Homeschoolers - Work and Real Life

One of the strengths of homeschooling is the flexibility one has with time. Our children have the fortune of pursuing their interests in a real genuine way. Unlike in government schools or preschools, young homeschoolers don't have a pretend kitchen, or a pretend post office for them to explore. We give them the real thing. They are out in the real world experiencing real situations, baking real pies and buying real stamps. This ideology also follows them as they grow up.

A few years back, I met with directors of the "school to work" programs, which were run through the CT State Department of Education. They said that most of today's teens do not have any concept of what their parents do all day, nor do they have any knowledge of what their family's finances are like. I find this very sad, and a true commentary on how disconnected, from the real world and their families, kids can become. Because of the artificial situations, or merely theoretical discussions kids are exposed to in school, they now find it necessary to train kids and institute job shadowing and internship programs, as part of their curriculum, in order to prepare kids for the workforce. That is the thrust of many "school to work", "school to career", or "work-based learning" programs which flourished in the late 90's and were based in our high schools. This popularly was known as "Outcome Based Education initiatives". In my opinion, preparing kids for a specific job, or training kids in a specific field or industry, should not be the thrust of K-12 public education, but that is a different topic to be written about.

Job shadowing is nothing new, and homeschoolers have been doing it for a long long time. How many homeschooled kids join their parents at work and experience a real work environment even early on in their life? I suspect the answer is many.

Homeschool parents who are lawyers take their kids to the office with them, and homeschool parents who have retail establishments have their kids help out in the store. The kids learn about dealing with the public, making change, and having real responsibility. This isn't an issue of child labor, it is an issue of exposing kids to what our lives are really like away from home and how the world really operates in a financial sense. Even if your work is done from the confines of your home, it counts for the same thing. It demonstrates first hand to our kids how business is transacted, and how it should be transacted. Public education's version is "Take your child to work" day, which actually grew out of "take your daughter to work" day because people wanted girls to know they weren't "doomed" to become housewives. Yet another aspect of government schooling's "worldview" which downplays the importance of family life. Being a housewife can be a very satisfying endeavor, and also serves an important function in society, but apparently the notion is that every women must be "more" than "just a housewife". But I digress, and that is also another topic to be discussed another day.

If you, as a homeschool parent, have not had an opportunity for your child to join you in your workplace, I am sure you have at least discussed what you do with them. Other opportunities for job shadowing like this exist in and around the community.

Job shadowing is different from volunteer work in the sense that with job shadowing you are working with someone else to learn how that job is done.

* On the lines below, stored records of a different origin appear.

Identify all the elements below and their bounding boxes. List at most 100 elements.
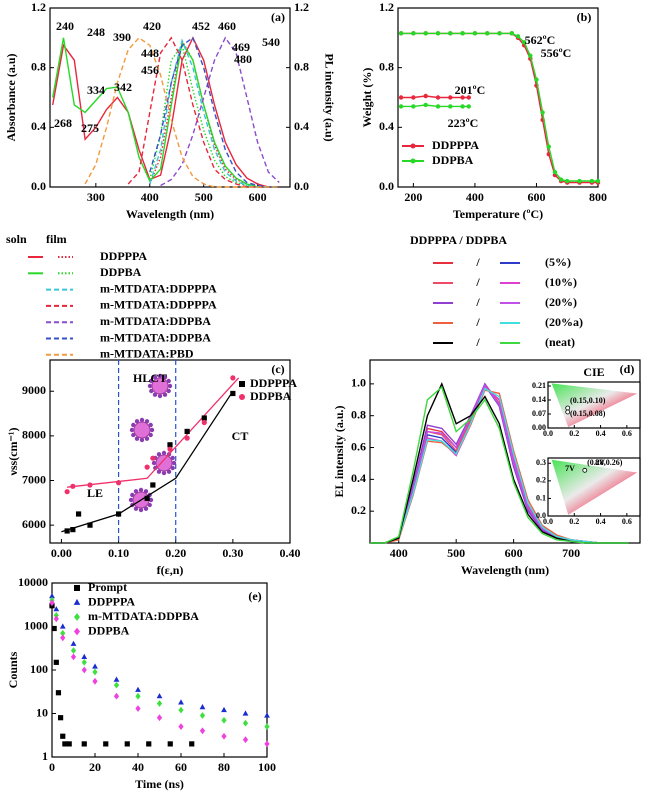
data-line (160, 36, 280, 187)
data-point (81, 741, 87, 747)
panel-title: (b) (577, 10, 592, 24)
x-tick-label: 0.0 (543, 517, 553, 526)
x-tick-label: 400 (466, 190, 484, 204)
x-tick-label: 0.30 (222, 546, 243, 560)
x-tick-label: 400 (141, 190, 159, 204)
line-marker (448, 95, 453, 100)
annotation: HLCT (133, 371, 167, 385)
legend-label: (5%) (545, 255, 571, 269)
y2-tick-label: 0.0 (294, 179, 309, 193)
molecule-spike (148, 432, 153, 438)
x-tick-label: 0.4 (596, 429, 606, 438)
line-marker (577, 178, 582, 184)
y-tick-label: 0.0 (379, 179, 394, 193)
y-tick-label: 7000 (22, 472, 46, 486)
y-tick-label: 0.8 (351, 407, 366, 421)
data-point (184, 435, 190, 441)
legend-label: Prompt (88, 580, 127, 594)
y2-tick-label: 1.2 (294, 0, 309, 14)
data-point (178, 706, 184, 714)
molecule-spike (157, 393, 163, 399)
cie-point (565, 409, 571, 415)
data-point (60, 733, 66, 739)
molecule-spike (131, 422, 136, 428)
molecule-spike (157, 373, 163, 379)
data-point (53, 612, 59, 619)
cie-point-label: (0.15,0.08) (570, 409, 606, 418)
y-tick-label: 0.0 (31, 179, 46, 193)
y-tick-label: 1.2 (31, 0, 46, 14)
panel-title: CIE (583, 365, 604, 379)
legend-marker (239, 381, 245, 387)
molecule-icon (155, 454, 173, 472)
y-tick-label: 10 (36, 705, 48, 719)
data-point (53, 659, 59, 665)
molecule-spike (139, 437, 145, 443)
molecule-spike (149, 427, 155, 433)
line-marker (509, 31, 515, 36)
x-tick-label: 600 (505, 546, 523, 560)
legend-label: m-MTDATA:DDPPPA (100, 281, 217, 295)
data-point (201, 415, 207, 421)
y2-tick-label: 0.8 (294, 59, 309, 73)
annotation: 562ºC (525, 33, 556, 47)
legend-separator: / (475, 255, 480, 269)
legend-label: DDPBA (100, 265, 142, 279)
molecule-spike (170, 455, 175, 461)
legend-title: DDPPPA / DDPBA (410, 233, 507, 247)
line-marker (589, 178, 595, 184)
data-point (135, 705, 141, 712)
molecule-spike (166, 388, 171, 394)
line-marker (546, 144, 551, 149)
x-tick-label: 0.2 (569, 429, 579, 438)
line-marker (552, 169, 558, 175)
x-tick-label: 0.00 (51, 546, 72, 560)
data-point (156, 693, 163, 699)
molecule-spike (144, 436, 150, 441)
x-tick-label: 0.6 (622, 517, 632, 526)
y-axis-label: νss(cm⁻¹) (6, 428, 20, 477)
y-tick-label: 0.8 (379, 59, 394, 73)
x-tick-label: 500 (447, 546, 465, 560)
annotation: 240 (56, 19, 74, 33)
data-point (103, 741, 109, 747)
legend-marker (74, 585, 80, 591)
data-point (156, 714, 163, 722)
data-line (52, 36, 280, 188)
data-point (221, 706, 227, 713)
data-point (87, 522, 93, 528)
y-tick-label: 0.3 (536, 458, 546, 467)
data-point (58, 715, 64, 721)
data-point (221, 732, 227, 740)
data-point (150, 482, 156, 488)
molecule-spike (128, 497, 134, 503)
y-tick-label: 0.8 (31, 59, 46, 73)
x-tick-label: 60 (175, 760, 187, 774)
data-point (66, 741, 72, 747)
data-point (199, 727, 206, 735)
legend-marker (410, 143, 416, 149)
molecule-spike (147, 502, 152, 508)
data-point (92, 668, 98, 676)
line-marker (466, 95, 471, 100)
annotation: 469 (232, 40, 250, 54)
line-marker (558, 177, 564, 182)
legend-label: DDPPPA (100, 249, 147, 263)
legend-separator: / (475, 295, 480, 309)
line-marker (534, 77, 539, 82)
y-axis-label: EL intensity (a.u.) (332, 405, 346, 497)
line-marker (448, 31, 453, 36)
data-point (124, 741, 130, 747)
data-point (75, 511, 82, 517)
line-marker (485, 31, 490, 36)
molecule-spike (138, 487, 144, 493)
molecule-spike (129, 427, 135, 433)
line-marker (460, 95, 465, 100)
molecule-spike (167, 383, 173, 389)
line-marker (528, 53, 533, 58)
molecule-icon (133, 421, 151, 439)
legend-label: m-MTDATA:DDPPPA (100, 298, 217, 312)
annotation: 8V (595, 458, 605, 467)
molecule-spike (131, 432, 136, 438)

This may be in preparation for you to be hired for that job at a later date. Volunteer work is described as working on a job for no pay, and usually it is done for the benefit of helping others as well as gaining some sense of community contribution. Job shadowing and volunteer work can be somewhat similar in that both situations help your child learn a job. Sometimes volunteer work can turn into a part-time or full-time paid position. Internships are somewhat different than job shadowing. Internships are positions that are available to advanced students in a field of study, which can be paid positions, which give supervised and practical training. Internships may be available for a specified time period, like during summer break or for a few months.

The concept of job shadowing and internship may be an outgrowth of the old guild practices. Guilds used to be organizations set up to manage business dealings in a particular trade. Each craft had it's own organization and rules for membership. Workers typically started by serving three to twelve years as an apprentice to a master craftsman. They received no wages, but food and housing and clothing were usually included in the deal. They learned the trade this way, and when they had finished their training they were then eligible to become a journeyman and receive wages. Journeymen were then allowed membership into the guild. The purpose of this brief history lesson is to illustrate that "on the job training" is nothing new. Our rules have become less strict over the years but the purpose is the same, to expose a person to the job and teach them how it is done. Learning by doing, and learning from a professional is the overall strategy.

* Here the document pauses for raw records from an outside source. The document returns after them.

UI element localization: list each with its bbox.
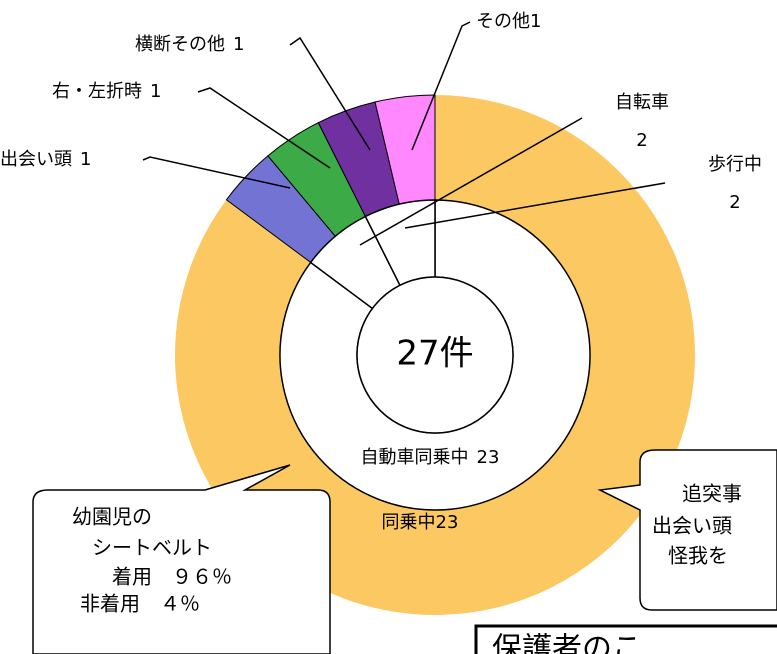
center-label: 27件 xyxy=(396,334,473,374)
segment-label-category: 出会い頭 xyxy=(0,149,72,170)
inner-value: 2 xyxy=(729,192,740,213)
inner-label-value: 23 xyxy=(477,447,500,468)
segment-label-value: 1 xyxy=(150,81,161,102)
inner-value: 2 xyxy=(636,130,647,151)
inner-label-category: 自動車同乗中 xyxy=(361,447,469,468)
segment-label: 同乗中23 xyxy=(382,512,459,533)
segment-label-value: 1 xyxy=(80,149,91,170)
inner-label: 自動車同乗中 23 xyxy=(361,447,500,468)
inner-label: 歩行中 xyxy=(708,154,762,175)
segment-label-value: 23 xyxy=(436,512,459,533)
callout-text: シートベルト xyxy=(92,536,212,560)
segment-label-value: 1 xyxy=(233,34,244,55)
callout-text: 幼園児の xyxy=(72,505,152,529)
segment-label-category: 横断その他 xyxy=(135,34,225,55)
segment-label-category: その他 xyxy=(476,11,530,32)
segment-label-category: 右・左折時 xyxy=(52,81,142,102)
callout-text: 非着用 ４％ xyxy=(80,592,200,616)
segment-label-category: 同乗中 xyxy=(382,512,436,533)
chart: 27件同乗中23出会い頭1右・左折時1横断その他1その他1自動車同乗中23自転車… xyxy=(0,0,777,654)
callout-text: 追突事 xyxy=(682,482,742,506)
inner-label: 自転車 xyxy=(615,92,669,113)
callout-text: 出会い頭 xyxy=(652,514,732,538)
segment-label-value: 1 xyxy=(530,11,541,32)
callout-text: 怪我を xyxy=(668,544,728,568)
note-text: 保護者のこ xyxy=(492,632,642,654)
callout-bubble xyxy=(33,465,330,654)
segment-label: その他1 xyxy=(476,11,541,32)
callout-text: 着用 ９６％ xyxy=(112,565,232,589)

If your child is interested in being a veterinarian, or an architect, you may be able to find someone you know who will allow your child to spend a few hours a week observing and helping in their office. Just ask around. You will be surprised how eager people will be to share their knowledge and accept a pair of extra hands in their office. My son has done internships with a state representative and also one for a radio station. Both were unpaid positions and they were both very valuable experiences for him. It is a great opportunity for your child to "try on" the job and see if they like it. Many kids may step into the office of a field they have been dreaming of only to find that it definitely isn't their cup of tea (or maybe it is!). This can save you and your child many headaches later on when they are deciding on a career. Can you imagine going through a few years of expensive college training and later finding out that they don't like the job after all? It has happened.

The fellow at the CT Department of Education mentioned to me some statistics about how many college students have no clue as to what they want to do, and their parents are upset because they are spending lots of money without a goal in mind. This is not to say people aren't allowed to change their mind, as to a career or field of study. However, if you are laying down thousands of tuition dollars, you at least should be at a college that will offer you the courses you need later on. Pursuing a pre-med degree is not going to be accomplished at a school for architecture. It is wise to think this through because many credits and time can be wasted transferring from one school to another once you decide what you want to do.

This is where the value of job shadowing and internship comes in. It gives your child a taste, early on, of what the job is going to be like on a day to day and very realistic basis. Don't forget something very important too. When your child does some volunteer work, job shadowing or an internship, make sure that they get some kind of letter of recommendation from the place of business. It can be addressed to "Whom I May Concern" and should outline what your child's duties, responsibilities and accomplishments were. It should be signed and dated and filed in a folder for you to use at a later date.

Homeschooling clearly has some definite advantages. In this case it is a truly holistic approach to demonstrate that life and work and the skills to navigate through life are all intertwined and learning happens everywhere, not just in a brick building in 45 minute intervals accompanied by Pavlovian bells.

For my kids, the world is their classroom.